Inflight Wi-Fi using satellites is more complicated, but also faster and more reliable. Instead of under the belly of the aircraft, antennas are installed on the top of the plane. These antennas receive the signal from the satellites that are orbiting the earth. But since the satellite and the aircraft are both moving at incredible speeds and are approximately 22,000 miles apart, the antennas need to constantly adjust their position to be able to receive signals. In addition to an onboard server and Wi-Fi access points, a separate device controls the movement of the antenna based on the flight location and speed. The satellites are linked to ground stations which are further connected to operation centers set up by the service providers.

An antenna is placed within a dome-shaped container on top of the airplane. Over time these antennas have been designed to be more aerodynamic to produce less drag and therefore use less fuel.

Older antennas were required to face the direction of the signal and used a somewhat cumbersome gimbal to provide rotation and tilt. Newer antennas are streamlined and can receive and transmit signals without movement, which can save airlines tens of thousands of dollars in annual fuel reduction.

The two major advantages of satellite-based inflight internet are:

1. It’s available everywhere except the North and South Poles. In a long-haul flight, the antennas might have to reposition themselves to connect to a different satellite but typically no more than once. This makes a satellite-based system the obvious choice for international travel.
2. It operates on higher frequencies which allow more bandwidth and speed. The two main frequencies allocated for satellite internet are Ku-band (12–18 GHz) and Ka-band (26–40 GHz). These two bands allow peak bandwidth between 30 to 100 Mbps per aircraft, which is significantly higher than the 10 Mbps offered by ATG systems.

However, there are three main drawbacks with this system:

1. It’s more expensive, both in terms of equipment, maintenance, and bandwidth costs than the simple ATG system. This makes the satellite option less popular among smaller airlines and airlines on regional routes.
2. The distance the data has to travel is extremely high, thus increasing the latency. Although the overall speed is faster, when you click on a link, there will be a noticeable delay before the page starts loading, but once it starts it will load almost immediately.

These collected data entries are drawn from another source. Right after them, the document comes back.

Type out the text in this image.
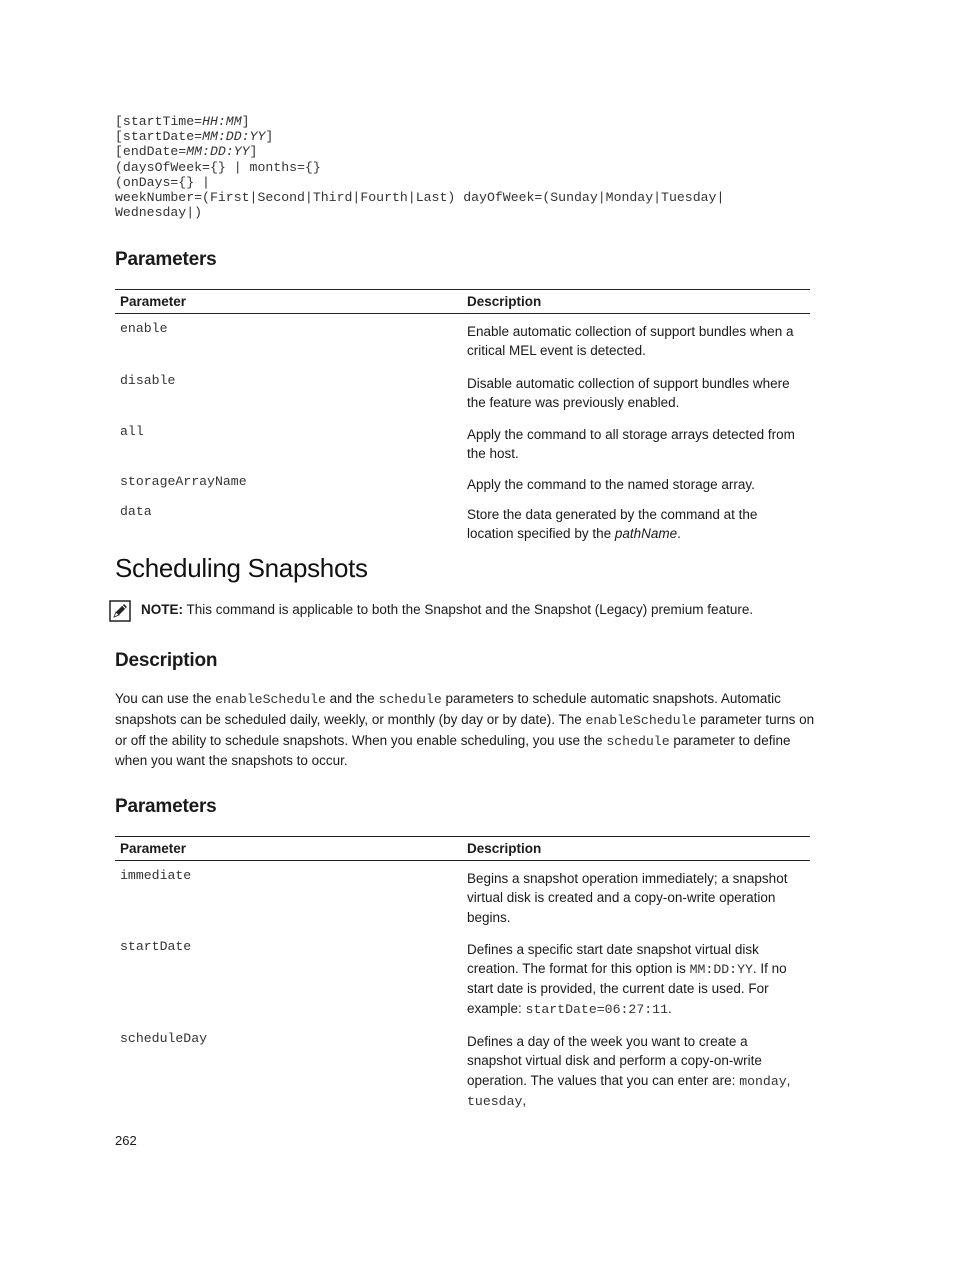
[startTime=HH:MM]
[startDate=MM:DD:YY]
[endDate=MM:DD:YY]
(daysOfWeek={} | months={}
(onDays={} |
weekNumber=(First|Second|Third|Fourth|Last) dayOfWeek=(Sunday|Monday|Tuesday|
Wednesday|)
Parameters
Parameter	Description

enable	Enable automatic collection of support bundles when a critical MEL event is detected.

disable	Disable automatic collection of support bundles where the feature was previously enabled.

all	Apply the command to all storage arrays detected from the host.

storageArrayName	Apply the command to the named storage array.

data	Store the data generated by the command at the location specified by the pathName.
Scheduling Snapshots
NOTE: This command is applicable to both the Snapshot and the Snapshot (Legacy) premium feature.
Description
You can use the enableSchedule and the schedule parameters to schedule automatic snapshots. Automatic snapshots can be scheduled daily, weekly, or monthly (by day or by date). The enableSchedule parameter turns on or off the ability to schedule snapshots. When you enable scheduling, you use the schedule parameter to define when you want the snapshots to occur.
Parameters
Parameter	Description

immediate	Begins a snapshot operation immediately; a snapshot virtual disk is created and a copy-on-write operation begins.

startDate	Defines a specific start date snapshot virtual disk creation. The format for this option is MM:DD:YY. If no start date is provided, the current date is used. For example: startDate=06:27:11.

scheduleDay	Defines a day of the week you want to create a snapshot virtual disk and perform a copy-on-write operation. The values that you can enter are: monday, tuesday,
262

ATG systems, on the other hand, will start loading almost immediately because of the lower latency but will take a significant time to complete. 
3. In addition to equipment, installation, and maintenance costs, the other hidden cost posed by an inflight Wi-Fi system is fuel costs. While it might seem trivial, the change in shape caused by the antennas installed on the outside of the plane puts the aircraft at an aerodynamic disadvantage. This increases drag, which increases fuel consumption. Currently, service providers are working toward reducing the size of the antenna to decrease this cost. Gogo’s latest 2Ku antenna is less than 4 inches thick, creating a much smaller bump.

The Future of In-Flight Wi-Fi

As in-flight Wi-Fi technology continues to evolve, it is expected to become faster, more reliable, and more widely available. In recent years, airlines have been investing heavily in upgrading their in-flight Wi-Fi systems, with many offering free Wi-Fi as a way to attract and retain customers.

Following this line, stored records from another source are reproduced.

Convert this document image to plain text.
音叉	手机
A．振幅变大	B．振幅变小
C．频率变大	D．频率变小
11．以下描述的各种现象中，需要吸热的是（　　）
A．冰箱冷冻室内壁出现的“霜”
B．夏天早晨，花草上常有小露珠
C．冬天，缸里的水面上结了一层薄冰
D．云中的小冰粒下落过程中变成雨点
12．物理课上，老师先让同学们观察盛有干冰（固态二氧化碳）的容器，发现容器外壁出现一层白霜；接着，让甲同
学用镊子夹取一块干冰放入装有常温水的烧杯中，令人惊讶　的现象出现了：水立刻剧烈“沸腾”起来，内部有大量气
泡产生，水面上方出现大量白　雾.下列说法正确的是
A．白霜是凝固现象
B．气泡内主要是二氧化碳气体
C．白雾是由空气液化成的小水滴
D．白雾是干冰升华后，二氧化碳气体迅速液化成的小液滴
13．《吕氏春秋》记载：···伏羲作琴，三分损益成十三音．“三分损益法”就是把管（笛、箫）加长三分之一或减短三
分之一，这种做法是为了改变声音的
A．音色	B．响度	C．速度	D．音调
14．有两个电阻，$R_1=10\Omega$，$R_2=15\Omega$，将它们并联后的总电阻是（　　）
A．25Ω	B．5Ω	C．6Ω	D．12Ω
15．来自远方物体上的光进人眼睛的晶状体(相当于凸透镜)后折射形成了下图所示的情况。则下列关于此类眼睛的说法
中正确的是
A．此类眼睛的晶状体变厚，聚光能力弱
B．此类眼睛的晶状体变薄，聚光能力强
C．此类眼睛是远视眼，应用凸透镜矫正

Advances in satellite technology, such as the use of high-frequency bands and low-earth orbit satellites, are expected to improve the speed and coverage of in-flight Wi-Fi, making it possible for passengers to stream high-quality video and use advanced applications during their flight.

With better satellites, better antennas, and more service providers jumping into the game, you will soon have the same internet freedom in the air as you do in your home. Sadly, this also means you will no longer be able to use the excuse of flying to justify not replying to all of those emails.